Second, only a “prospective franchisee” is entitled to receive a disclosure document under section 5(1) of theWishart Act. A prospective franchisee is one that has not yet signed a franchise agreement. The dealers that signed the WDA were not prospective franchisees, and were therefore not entitled to receive a disclosure document.

  • Class action releases:

The WDA release prohibited the dealers from commencing a class proceeding relating to the released claims, and required dealers to opt out from any such proceeding.
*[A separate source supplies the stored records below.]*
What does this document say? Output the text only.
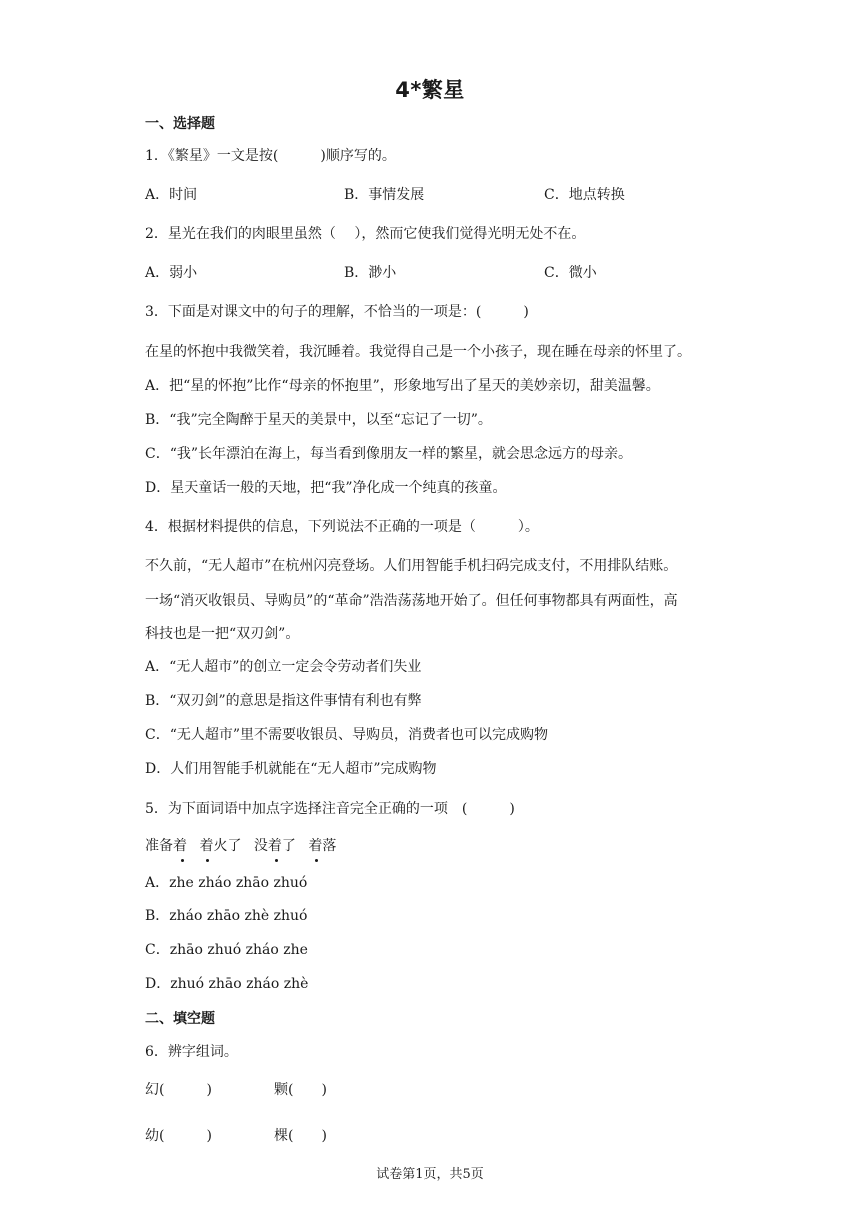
4*繁星
一、选择题
1．《繁星》一文是按(　　　)顺序写的。
A．时间	B．事情发展	C．地点转换
2．星光在我们的肉眼里虽然（　 ），然而它使我们觉得光明无处不在。
A．弱小	B．渺小	C．微小
3．下面是对课文中的句子的理解，不恰当的一项是：(　　　)
在星的怀抱中我微笑着，我沉睡着。我觉得自己是一个小孩子，现在睡在母亲的怀里了。
A．把“星的怀抱”比作“母亲的怀抱里”，形象地写出了星天的美妙亲切，甜美温馨。
B．“我”完全陶醉于星天的美景中，以至“忘记了一切”。
C．“我”长年漂泊在海上，每当看到像朋友一样的繁星，就会思念远方的母亲。
D．星天童话一般的天地，把“我”净化成一个纯真的孩童。
4．根据材料提供的信息，下列说法不正确的一项是（　　　）。
不久前，“无人超市”在杭州闪亮登场。人们用智能手机扫码完成支付，不用排队结账。
一场“消灭收银员、导购员”的“革命”浩浩荡荡地开始了。但任何事物都具有两面性，高
科技也是一把“双刃剑”。
A．“无人超市”的创立一定会令劳动者们失业
B．“双刃剑”的意思是指这件事情有利也有弊
C．“无人超市”里不需要收银员、导购员，消费者也可以完成购物
D．人们用智能手机就能在“无人超市”完成购物
5．为下面词语中加点字选择注音完全正确的一项　(　　　)
准备着 着火了 没着了 着落
A．zhe zháo zhāo zhuó
B．zháo zhāo zhè zhuó
C．zhāo zhuó zháo zhe
D．zhuó zhāo zháo zhè
二、填空题
6．辨字组词。
幻(　　　)	颗(　　)
幼(　　　)	棵(　　)
试卷第1页，共5页
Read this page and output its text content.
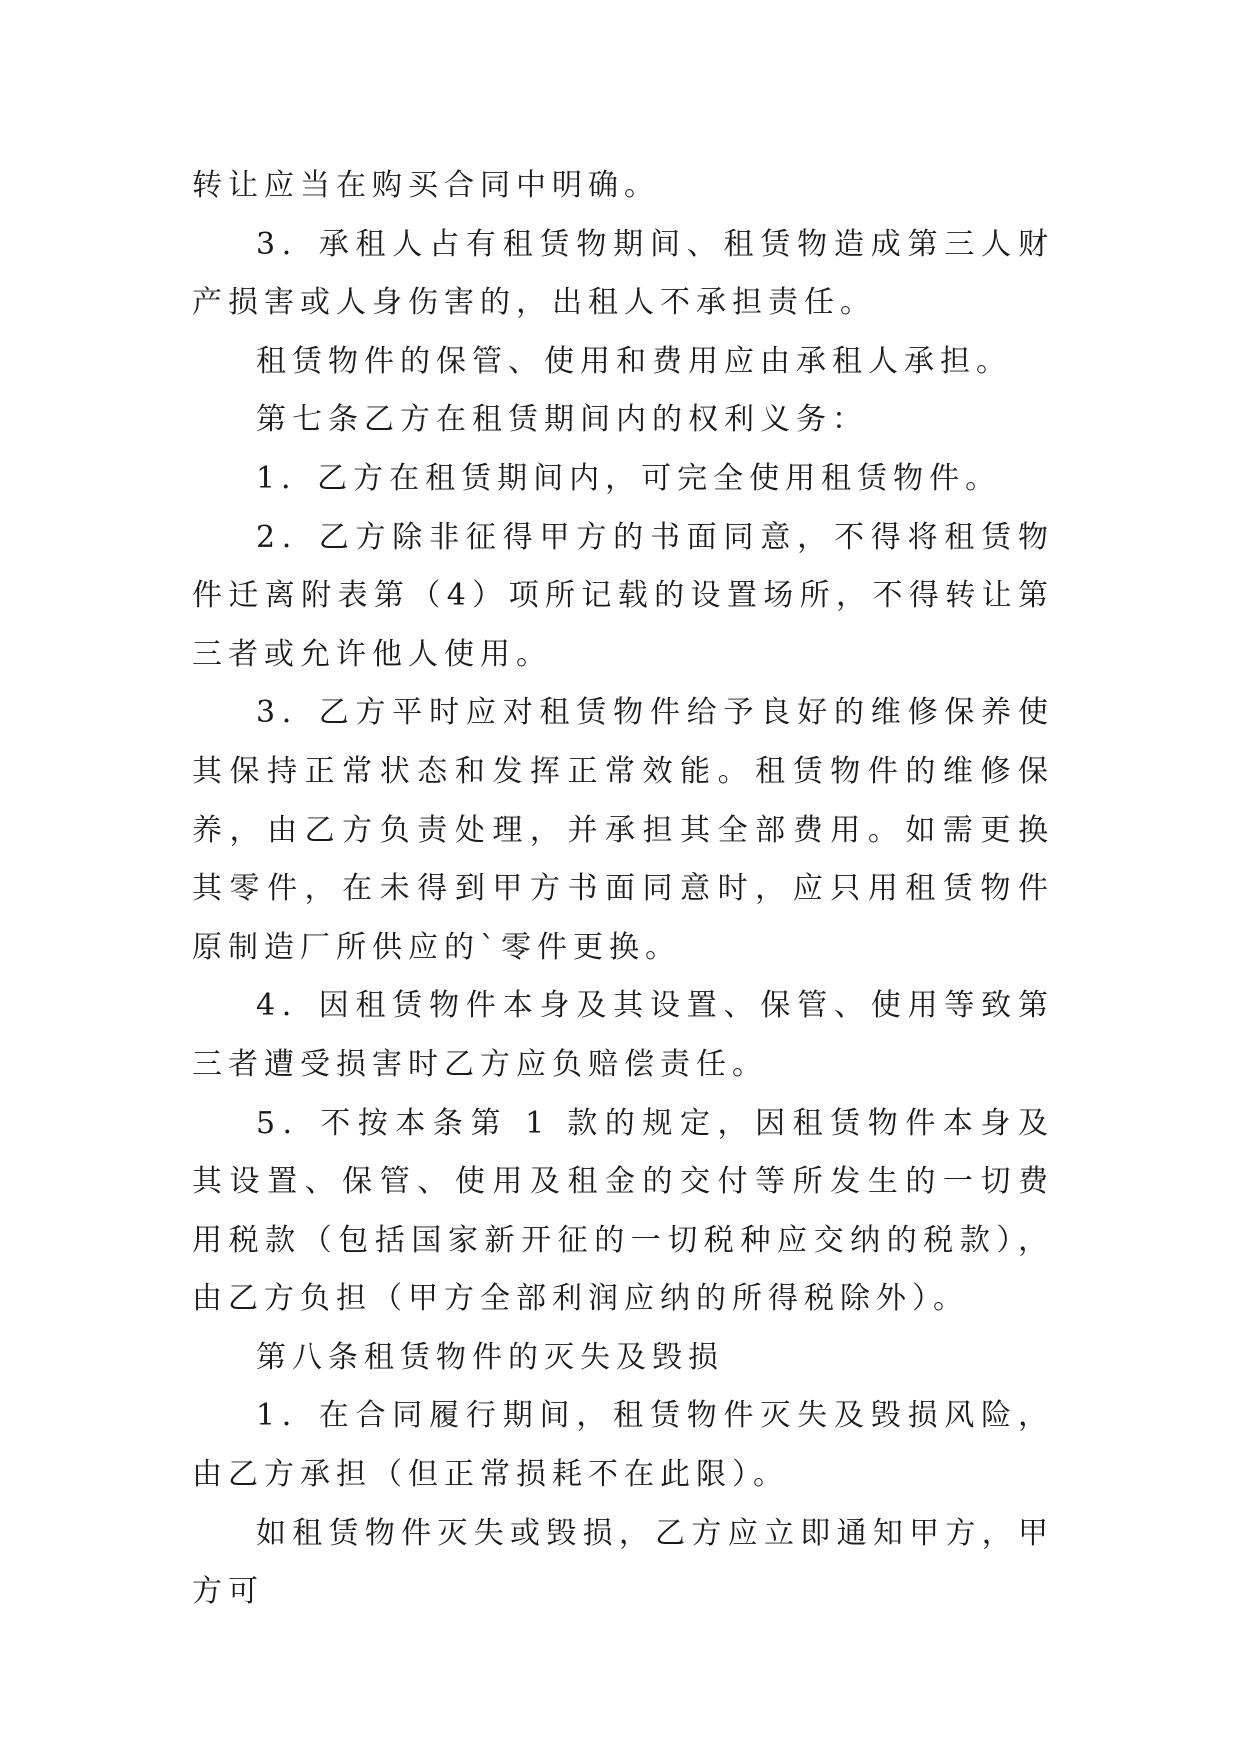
转让应当在购买合同中明确。

3．承租人占有租赁物期间、租赁物造成第三人财产损害或人身伤害的，出租人不承担责任。

租赁物件的保管、使用和费用应由承租人承担。

第七条乙方在租赁期间内的权利义务：

1．乙方在租赁期间内，可完全使用租赁物件。

2．乙方除非征得甲方的书面同意，不得将租赁物件迁离附表第（4）项所记载的设置场所，不得转让第三者或允许他人使用。

3．乙方平时应对租赁物件给予良好的维修保养使其保持正常状态和发挥正常效能。租赁物件的维修保养，由乙方负责处理，并承担其全部费用。如需更换其零件，在未得到甲方书面同意时，应只用租赁物件原制造厂所供应的`零件更换。

4．因租赁物件本身及其设置、保管、使用等致第三者遭受损害时乙方应负赔偿责任。

5．不按本条第 1 款的规定，因租赁物件本身及其设置、保管、使用及租金的交付等所发生的一切费用税款（包括国家新开征的一切税种应交纳的税款），由乙方负担（甲方全部利润应纳的所得税除外）。

第八条租赁物件的灭失及毁损

1．在合同履行期间，租赁物件灭失及毁损风险，由乙方承担（但正常损耗不在此限）。

如租赁物件灭失或毁损，乙方应立即通知甲方，甲方可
GMCL asserted by counterclaim that the each dealer Class Member breached that provision of the release by commencing the class action and/or failing to opt out.

The Court dismissed GMCL’s counterclaim, finding that the prohibition on the commencement of a class action offended the franchisees’ right to associate under section 4 of the Wishart Act. The court also held that the prohibition was void for public policy reasons because class proceedings play an important role in Canadian society. In the result, the WDAs could not preclude a class action, but the release provided GMCL with a defence to that class action.

It remains to be seen how Trillium can be reconciled with the recent Ontario Superior Court of Justice decision in1146845 Ontario Inc v Pillar to Post Inc.,5 where a proposed franchise class action was dismissed on the basis that the language of an arbitration clause precluded class proceedings. Any appeal of Trillium to the Ontario Court of Appeal may eventually provide guidance on this issue.